A Colorado judge just granted 62,000 former immigrant detainees the right to sue GEO Group over forced labor, enrichment


Oh, the karma. Just days after Attorney General Jeff Sessions rescinded an Obama administration order barring the use of private prisons, U.S. District Court of Colorado Judge John Kane granted class certification to a lawsuit that will affect about 62,000 immigrants detained at GEO Group’s private prison in Aurora, CO, over the past decade. That prison is contracted by the U.S. Immigration and Customs Enforcement, or ICE, and plaintiffs say they were forced into labor or threatened with solitary confinement, among other allegations reported by ABC’s Channel 7 in Denver.

In the Feb. 27 ruling, which responds to a $5 million lawsuit by nine former detainees held at the prison while awaiting immigration proceedings, Judge Kane found reasonable cause to move the lawsuit forward and open it up to class status.
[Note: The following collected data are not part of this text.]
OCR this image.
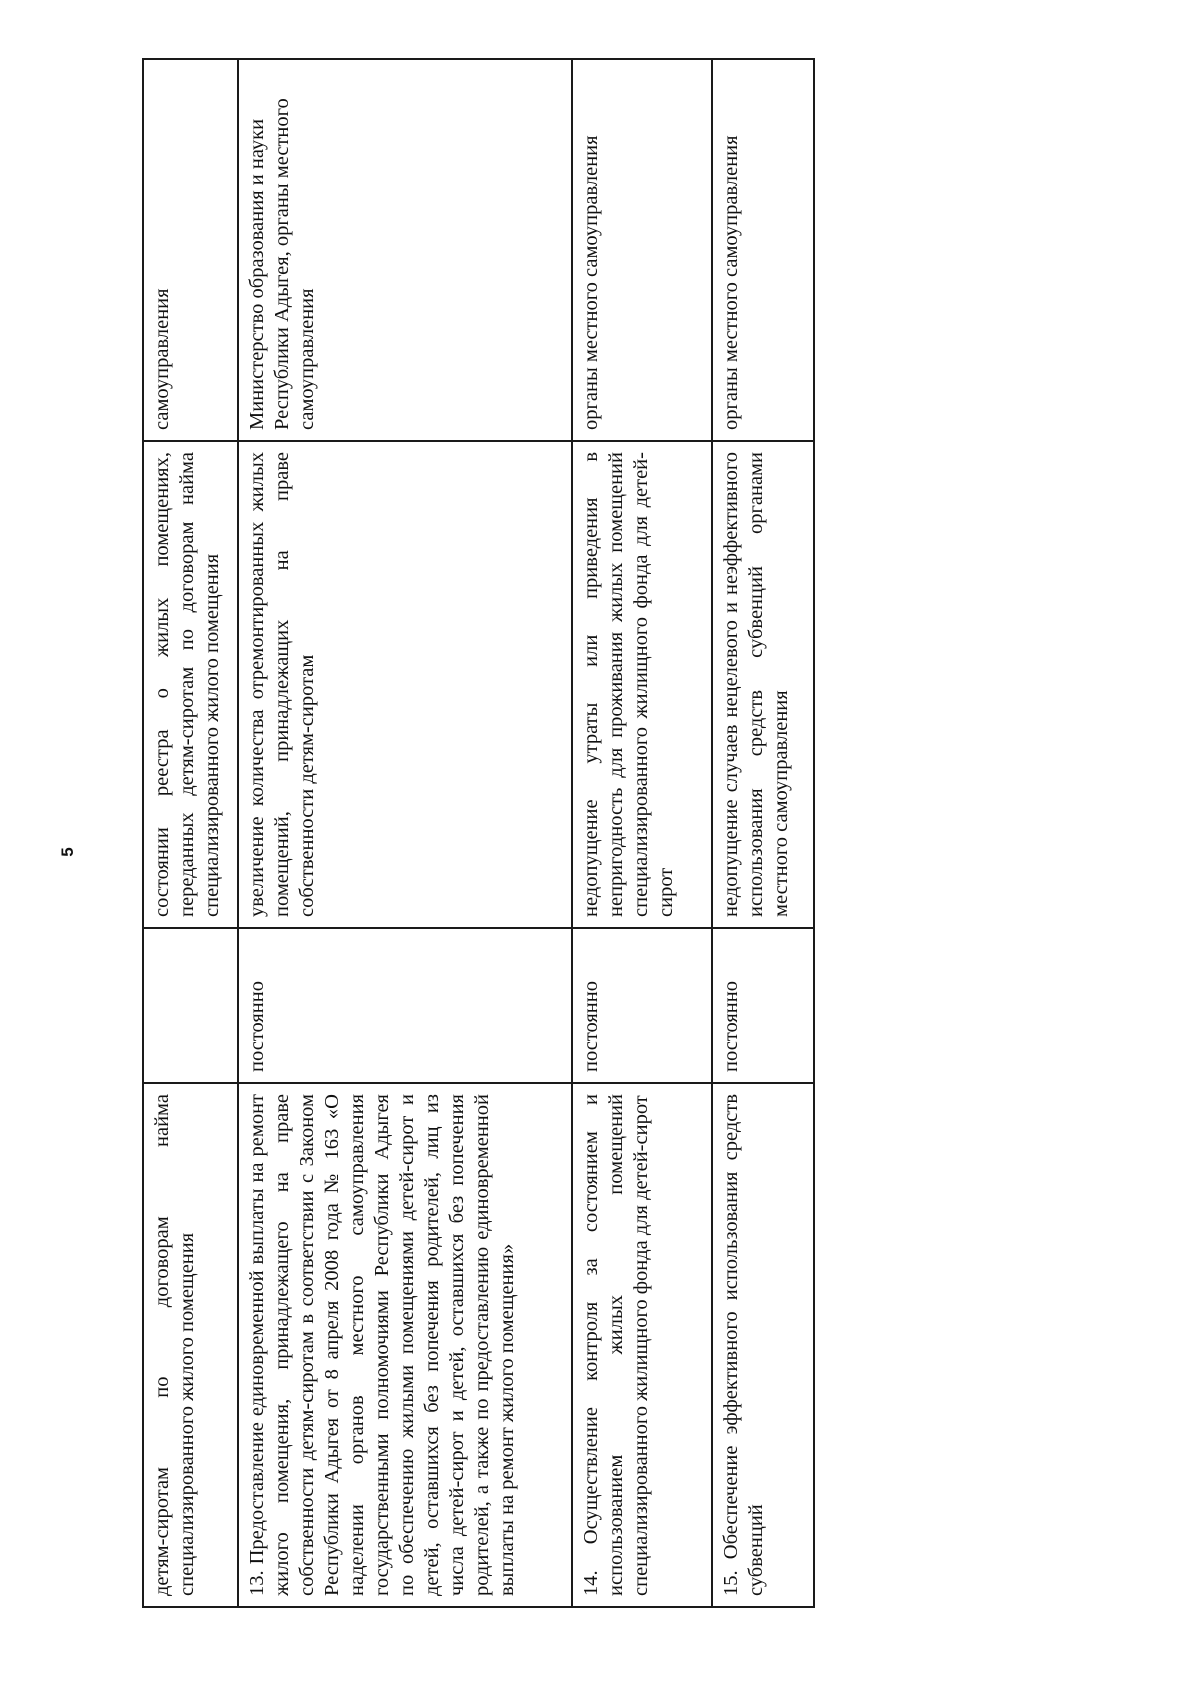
5
детям-сиротам по договорам найма специализированного жилого помещения		состоянии реестра о жилых помещениях, переданных детям-сиротам по договорам найма специализированного жилого помещения	самоуправления
13. Предоставление единовременной выплаты на ремонт жилого помещения, принадлежащего на праве собственности детям-сиротам в соответствии с Законом Республики Адыгея от 8 апреля 2008 года № 163 «О наделении органов местного самоуправления государственными полномочиями Республики Адыгея по обеспечению жилыми помещениями детей-сирот и детей, оставшихся без попечения родителей, лиц из числа детей-сирот и детей, оставшихся без попечения родителей, а также по предоставлению единовременной выплаты на ремонт жилого помещения»	постоянно	увеличение количества отремонтированных жилых помещений, принадлежащих на праве собственности детям-сиротам	Министерство образования и науки Республики Адыгея, органы местного самоуправления
14. Осуществление контроля за состоянием и использованием жилых помещений специализированного жилищного фонда для детей-сирот	постоянно	недопущение утраты или приведения в непригодность для проживания жилых помещений специализированного жилищного фонда для детей-сирот	органы местного самоуправления
15. Обеспечение эффективного использования средств субвенций	постоянно	недопущение случаев нецелевого и неэффективного использования средств субвенций органами местного самоуправления	органы местного самоуправления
Kane said there was sufficient evidence to suspect GEO—one of the country’s largest private prison corporations and a large donor to the presidential campaign of Donald Trump—had violated the Trafficking Victims Protection Act’s forced labor provision and unjustly enriched itself from immigrants’ work at the prison.

According to Kane:

Representatives take issue with two aspects of GEO’s operation of the Aurora Detention Facility. First, they allege that, in carrying out its Housing Unit Sanitation Policy, GEO violated the Trafficking Victims Protection Act [TVPA] by requiring detainees to clean the private and common areas of the Facility without any compensation and under the threat of solitary confinement and other punishments. Second, they claim that GEO was unjustly enriched by paying detainees who participated in its Voluntary Work Program (VWP) only $1 per day.
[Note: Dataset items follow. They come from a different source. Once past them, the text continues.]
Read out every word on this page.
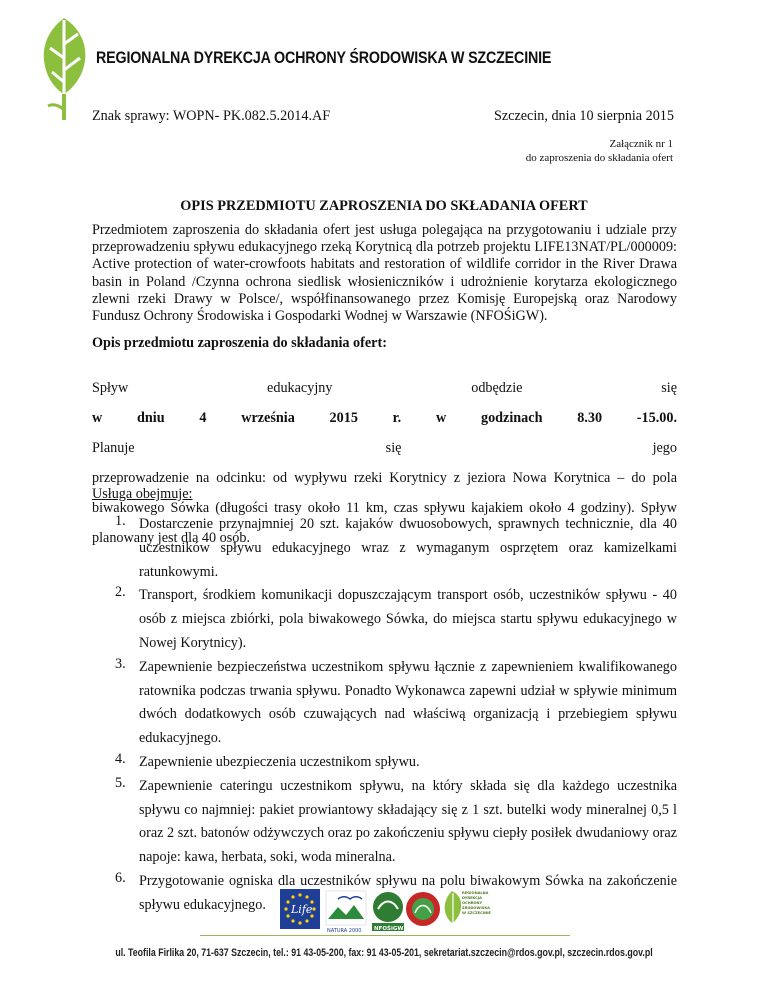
REGIONALNA DYREKCJA OCHRONY ŚRODOWISKA W SZCZECINIE
Znak sprawy: WOPN- PK.082.5.2014.AF	Szczecin, dnia 10 sierpnia 2015
Załącznik nr 1
do zaproszenia do składania ofert
OPIS PRZEDMIOTU ZAPROSZENIA DO SKŁADANIA OFERT
Przedmiotem zaproszenia do składania ofert jest usługa polegająca na przygotowaniu i udziale przy
przeprowadzeniu spływu edukacyjnego rzeką Korytnicą dla potrzeb projektu LIFE13NAT/PL/000009:
Active protection of water-crowfoots habitats and restoration of wildlife corridor in the River Drawa
basin in Poland /Czynna ochrona siedlisk włosieniczników i udrożnienie korytarza ekologicznego
zlewni rzeki Drawy w Polsce/, współfinansowanego przez Komisję Europejską oraz Narodowy
Fundusz Ochrony Środowiska i Gospodarki Wodnej w Warszawie (NFOŚiGW).
Opis przedmiotu zaproszenia do składania ofert:
Spływ edukacyjny odbędzie się
w dniu 4 września 2015 r. w godzinach 8.30 -15.00.
Planuje się jego
przeprowadzenie na odcinku: od wypływu rzeki Korytnicy z jeziora Nowa Korytnica – do pola
biwakowego Sówka (długości trasy około 11 km, czas spływu kajakiem około 4 godziny). Spływ
planowany jest dla 40 osób.
Usługa obejmuje:
1. Dostarczenie przynajmniej 20 szt. kajaków dwuosobowych, sprawnych technicznie, dla 40
uczestników spływu edukacyjnego wraz z wymaganym osprzętem oraz kamizelkami
ratunkowymi.
2. Transport, środkiem komunikacji dopuszczającym transport osób, uczestników spływu - 40
osób z miejsca zbiórki, pola biwakowego Sówka, do miejsca startu spływu edukacyjnego w
Nowej Korytnicy).
3. Zapewnienie bezpieczeństwa uczestnikom spływu łącznie z zapewnieniem kwalifikowanego
ratownika podczas trwania spływu. Ponadto Wykonawca zapewni udział w spływie minimum
dwóch dodatkowych osób czuwających nad właściwą organizacją i przebiegiem spływu
edukacyjnego.
4. Zapewnienie ubezpieczenia uczestnikom spływu.
5. Zapewnienie cateringu uczestnikom spływu, na który składa się dla każdego uczestnika
spływu co najmniej: pakiet prowiantowy składający się z 1 szt. butelki wody mineralnej 0,5 l
oraz 2 szt. batonów odżywczych oraz po zakończeniu spływu ciepły posiłek dwudaniowy oraz
napoje: kawa, herbata, soki, woda mineralna.
6. Przygotowanie ogniska dla uczestników spływu na polu biwakowym Sówka na zakończenie
spływu edukacyjnego.	Life
NATURA 2000 NFOŚiGW
REGIONALNA
DYREKCJA
OCHRONY
ŚRODOWISKA
W SZCZECINIE
ul. Teofila Firlika 20, 71-637 Szczecin, tel.: 91 43-05-200, fax: 91 43-05-201, sekretariat.szczecin@rdos.gov.pl, szczecin.rdos.gov.pl
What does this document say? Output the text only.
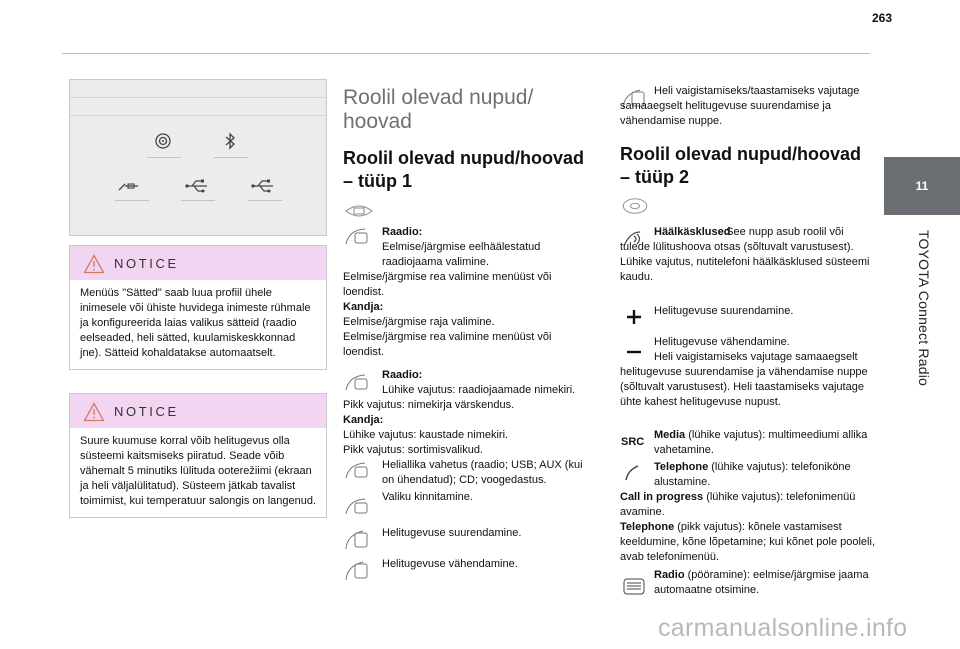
263
11
TOYOTA Connect Radio
NOTICE
Menüüs "Sätted" saab luua profiil ühele inimesele või ühiste huvidega inimeste rühmale ja konfigureerida laias valikus sätteid (raadio eelseaded, heli sätted, kuulamiskeskkonnad jne). Sätteid kohaldatakse automaatselt.
NOTICE
Suure kuumuse korral võib helitugevus olla süsteemi kaitsmiseks piiratud. Seade võib vähemalt 5 minutiks lülituda ooterežiimi (ekraan ja heli väljalülitatud). Süsteem jätkab tavalist toimimist, kui temperatuur salongis on langenud.
Roolil olevad nupud/ hoovad
Roolil olevad nupud/hoovad – tüüp 1
Raadio:
Eelmise/järgmise eelhäälestatud raadiojaama valimine.
Eelmise/järgmise rea valimine menüüst või loendist.
Kandja:
Eelmise/järgmise raja valimine.
Eelmise/järgmise rea valimine menüüst või loendist.
Raadio:
Lühike vajutus: raadiojaamade nimekiri.
Pikk vajutus: nimekirja värskendus.
Kandja:
Lühike vajutus: kaustade nimekiri.
Pikk vajutus: sortimisvalikud.
Heliallika vahetus (raadio; USB; AUX (kui on ühendatud); CD; voogedastus.
Valiku kinnitamine.
Helitugevuse suurendamine.
Helitugevuse vähendamine.
Heli vaigistamiseks/taastamiseks vajutage samaaegselt helitugevuse suurendamise ja vähendamise nuppe.
Roolil olevad nupud/hoovad – tüüp 2
Häälkäsklused
: See nupp asub roolil või tulede lülitushoova otsas (sõltuvalt varustusest). Lühike vajutus, nutitelefoni häälkäsklused süsteemi kaudu.
Helitugevuse suurendamine.
Helitugevuse vähendamine.
Heli vaigistamiseks vajutage samaaegselt helitugevuse suurendamise ja vähendamise nuppe (sõltuvalt varustusest). Heli taastamiseks vajutage ühte kahest helitugevuse nupust.
SRC
Media (lühike vajutus): multimeediumi allika vahetamine.
Telephone (lühike vajutus): telefoniköne alustamine.
Call in progress (lühike vajutus): telefonimenüü avamine.
Telephone (pikk vajutus): kõnele vastamisest keeldumine, kõne lõpetamine; kui kõnet pole pooleli, avab telefonimenüü.
Radio (pööramine): eelmise/järgmise jaama automaatne otsimine.
carmanualsonline.info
That means that according to the judge, GEO could have exposed potentially tens of thousands of immigrants to forced labor conditions in order to enrich the corporation. The TVPA’s forced labor provision states that it is unlawful for anyone to:

Knowingly provide or obtain the labor or services of a person … by means of force, threats of force, physical restraint, or threats, of physical restraint to that person or another person; by means of serious harm or threats of serious harm to that person or another person; by means of the abuse or threatened abuse of law or legal process; or by means of any scheme, plan, or pattern intended to cause the person to believe that, if that person did not perform such labor or services, that person or another person would suffer serious harm or physical restraint.

GEO Group Vice President for Corporate Relations Pablo Paez denied the allegations, Channel 7 reported.

“These immigrants came here to work to make a better life for themselves and their families,” Brandt Milstein, an attorney representing the plaintiffs, told the Los Angeles Times. “Then, when they’re caught doing so and detained, they’re told it was unlawful to work in this country. Then they’re forced to work for nothing in order to pad the profits of a private prison company.”

According to The Washington Post:

The class-action ruling by Kane, a senior judge in the U.S. District Court in Colorado, came at a critical time, [Towards Justice Executive Director Nina] DiSalvo said, noting President Trump’s pledge to deport 2 million to 3 million undocumented immigrants. Advocates say private prison companies that have government contracts stand to benefit significantly from the president’s hard-line policy of detaining and deporting a massive number of immigrants.